There's a play on "look to", which means both "try to" and the literal "take a look at". There is also a typical poetic inversion of verb and object. Note also that in Shakespeare's day "if" used to take the subjunctive, so (uninverted) we have "if looking move liking" instead of the modern "if looking moves liking". The similarity of sound between "look" and "like" makes the passage an even greater delight!

"I'll look to like" = I will try to like you. (I think an alternate interpretation might be "I'll show I like you.")
"if looking" = if taking a look (at you)
"liking move" ("moves liking") = moves me to like (you).

(but I won't look any more deeply than you consent to)
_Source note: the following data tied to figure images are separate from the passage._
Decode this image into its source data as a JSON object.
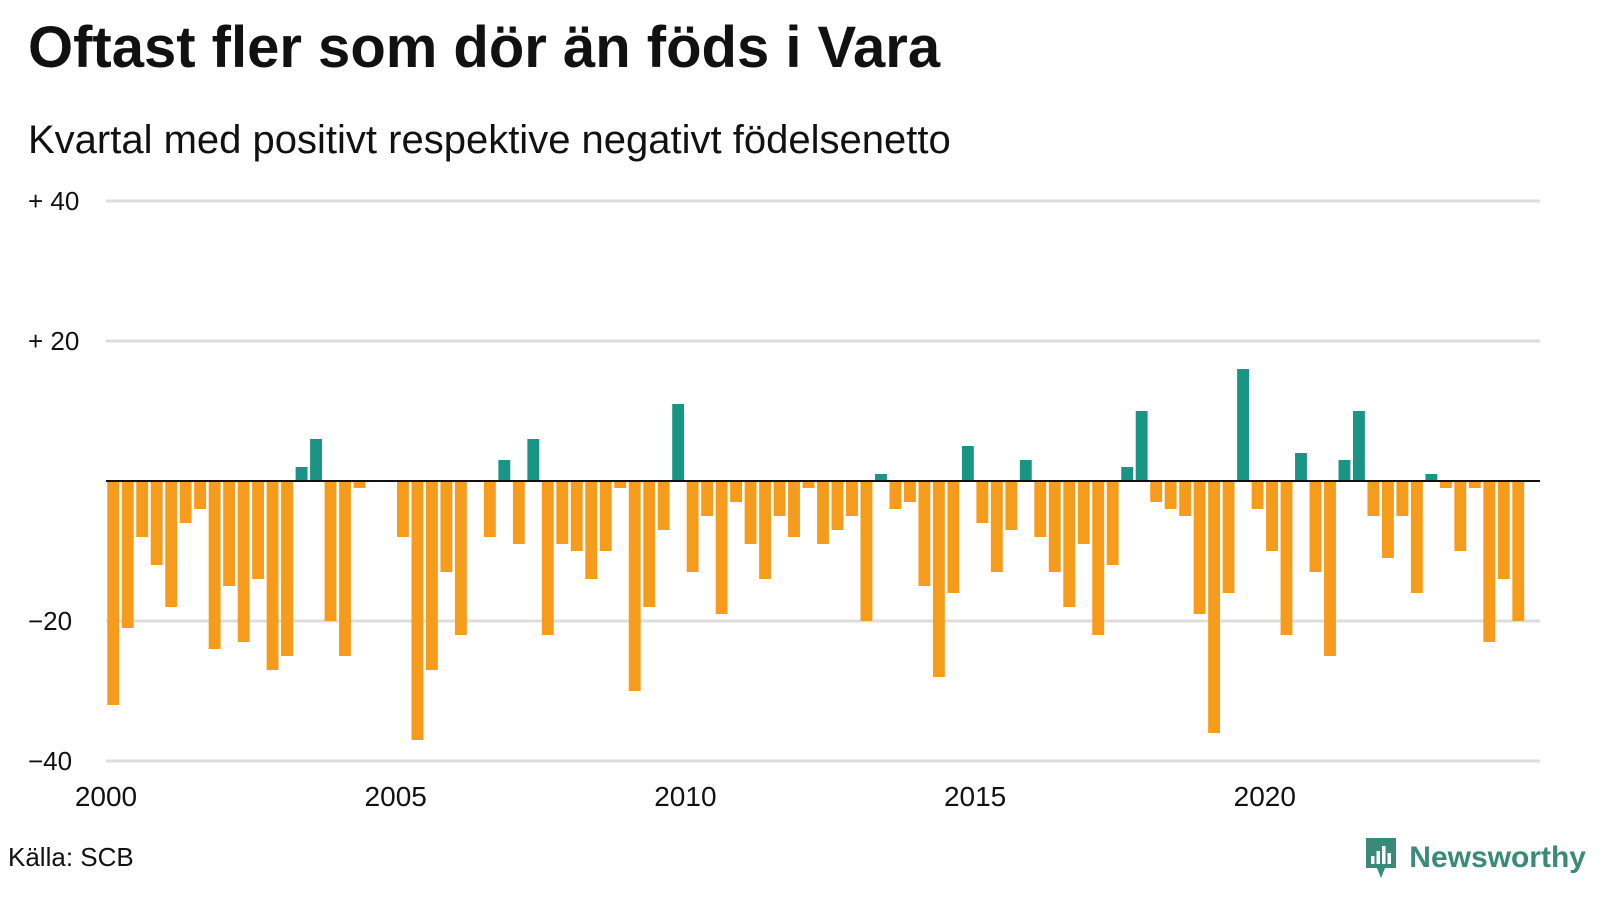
{
  "title": "Oftast fler som dör än föds i Vara",
  "subtitle": "Kvartal med positivt respektive negativt födelsenetto",
  "source": "Källa: SCB",
  "brand": {
    "name": "Newsworthy",
    "icon": "newsworthy-logo-icon"
  },
  "colors": {
    "positive": "#1a9485",
    "negative": "#f59c1c",
    "grid": "#dddddd",
    "zero": "#111111"
  },
  "chart_data": {
    "type": "bar",
    "title": "Oftast fler som dör än föds i Vara",
    "subtitle": "Kvartal med positivt respektive negativt födelsenetto",
    "ylim": [
      -40,
      40
    ],
    "yticks": [
      {
        "value": 40,
        "label": "+ 40"
      },
      {
        "value": 20,
        "label": "+ 20"
      },
      {
        "value": 0,
        "label": "0"
      },
      {
        "value": -20,
        "label": "−20"
      },
      {
        "value": -40,
        "label": "−40"
      }
    ],
    "xlim": [
      2000,
      2024.75
    ],
    "xticks": [
      {
        "value": 2000,
        "label": "2000"
      },
      {
        "value": 2005,
        "label": "2005"
      },
      {
        "value": 2010,
        "label": "2010"
      },
      {
        "value": 2015,
        "label": "2015"
      },
      {
        "value": 2020,
        "label": "2020"
      }
    ],
    "grid": true,
    "start_year": 2000,
    "periods_per_year": 4,
    "values": [
      -32,
      -21,
      -8,
      -12,
      -18,
      -6,
      -4,
      -24,
      -15,
      -23,
      -14,
      -27,
      -25,
      2,
      6,
      -20,
      -25,
      -1,
      0,
      0,
      -8,
      -37,
      -27,
      -13,
      -22,
      0,
      -8,
      3,
      -9,
      6,
      -22,
      -9,
      -10,
      -14,
      -10,
      -1,
      -30,
      -18,
      -7,
      11,
      -13,
      -5,
      -19,
      -3,
      -9,
      -14,
      -5,
      -8,
      -1,
      -9,
      -7,
      -5,
      -20,
      1,
      -4,
      -3,
      -15,
      -28,
      -16,
      5,
      -6,
      -13,
      -7,
      3,
      -8,
      -13,
      -18,
      -9,
      -22,
      -12,
      2,
      10,
      -3,
      -4,
      -5,
      -19,
      -36,
      -16,
      16,
      -4,
      -10,
      -22,
      4,
      -13,
      -25,
      3,
      10,
      -5,
      -11,
      -5,
      -16,
      1,
      -1,
      -10,
      -1,
      -23,
      -14,
      -20
    ]
  }
}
I don't think I'm very far off, but consulting a scholar of Shakespeare wouldn't hurt.! Emotion: smile

After reading Mr. Micawber's response I got out my copy of the play, and I see that it is more like:
I will try to like him (Paris), if looking moves me to like him [not "you"!]. The "you" in the second part remains "you" because it refers to Lady Capulet, whom she is talking to.
No-- 'if looking moves liking', that is, if by looking at Paris, Juliet can be moved to like him (which of course she can't-- she is just waffling)

'I'll look to like' means I'll take a look and see if I like him. . . and then she modestly tells her mother she will look at him no more than her mother will permit her. (Lady Capulet has just asked Juliet, 'Speak briefly, can you like of Paris' love?' (Paris has already declared his love for Juliet.)

Durn, Jim-- you did it again!
Students: Are you brave enough to let our tutors analyse your pronunciation?
I didn't even realize you were on just now!
Actually YOU did it again -- gave a briefer answer that hit it on the head, while I did my usual blah-blah-blah!

Take care!
Students: We have free audio pronunciation exercises.
Thank you very much for your replies.